The figures, taken from the first three months of 2014, show a 41% growth in investment, when compared to the same period in 2013.
During 2014’s first quarter, 33% of local hiring went to health services, ground transportation of personnel, and facility maintenance, according to Ecopetrol.
So far this year, Ecopetrol has signed 1,496 contracts with suppliers, of which 40% are from Bogotá, 16% from the country’s central region, 10% from the “Middle Magdalena” region, 8% from the Caribbean coast, 7% from the west, 6% from the south, 3% from the eastern states of Meta and Vichada, and 2% from nearby Casanare and Arauca.
The local engagement has 42 categories of goods and/or services that are recruited locally, among which are: food, solid waste management, transportation, loading and unloading of tankers, river transport of personnel, civil work, electrical work, and power networks among others, according to Ecopetrol.
Ecopetrol SA, Colombia‘s largest and partially state-owned oil company, is ranked among the 40 largest oil companies in the world, and among the top four companies in Latin America.
Besides Colombia, where it accounts for 60% of national production, Ecopetrol has exploration and production activities in Brazil, Peru, and the United States (in the Gulf of Mexico).
Ecopetrol accounts for the largest refinery in Colombia, most of the network of oil and multiple purpose pipelines in the country, and is considerably increasing its participation in biofuels.
This shift will likely be important in the future.
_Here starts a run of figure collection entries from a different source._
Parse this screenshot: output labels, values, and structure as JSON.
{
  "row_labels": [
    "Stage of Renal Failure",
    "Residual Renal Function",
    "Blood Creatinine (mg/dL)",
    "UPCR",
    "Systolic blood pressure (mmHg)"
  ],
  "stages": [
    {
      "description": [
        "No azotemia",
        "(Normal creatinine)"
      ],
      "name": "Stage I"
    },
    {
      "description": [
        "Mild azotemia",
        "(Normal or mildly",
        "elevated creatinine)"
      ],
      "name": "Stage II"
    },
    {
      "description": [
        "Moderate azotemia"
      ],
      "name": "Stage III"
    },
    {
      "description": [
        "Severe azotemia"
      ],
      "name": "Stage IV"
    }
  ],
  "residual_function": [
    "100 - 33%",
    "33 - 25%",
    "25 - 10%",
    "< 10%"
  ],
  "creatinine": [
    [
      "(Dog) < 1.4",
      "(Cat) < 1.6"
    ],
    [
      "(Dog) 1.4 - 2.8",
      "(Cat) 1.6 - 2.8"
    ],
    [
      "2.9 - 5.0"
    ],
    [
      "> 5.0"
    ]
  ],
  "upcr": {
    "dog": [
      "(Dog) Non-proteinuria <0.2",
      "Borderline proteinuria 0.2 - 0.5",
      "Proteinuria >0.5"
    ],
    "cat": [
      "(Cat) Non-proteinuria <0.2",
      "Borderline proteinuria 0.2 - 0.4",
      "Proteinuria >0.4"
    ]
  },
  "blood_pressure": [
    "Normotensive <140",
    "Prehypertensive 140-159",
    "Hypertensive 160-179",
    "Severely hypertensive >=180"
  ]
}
Colombian Minister of Mining Amylkar Acosta told El Espectador newspaper in November 2013 that Colombia’s reserves were “extremely precarious.”
Current Colombian proven oil reserves are set at about 2.3 billion barrels, which could see Colombia’s oil wells dry up in less than seven years, given current rates of production. As a result, it may be difficult for the country as a whole to maintain 2013′s strong levels of growth in the long term without introduction of new economic sectors or increases in the production output of other sectors.
The energy sector currently comprises a sizable chunk of Colombia’s GDP. According to figures from the Ministry of Commerce, Industry and Tourism, petroleum exports made up over 46% of Colombia’s total exports from January to July 2013. Coal, as well, ranks among Colombia’s top exports. The country is the first largest producer of coal in the world.
The results of this oil and mining boom have been heavy for Colombia’s environment, which receives relatively investment or oversight from the national government.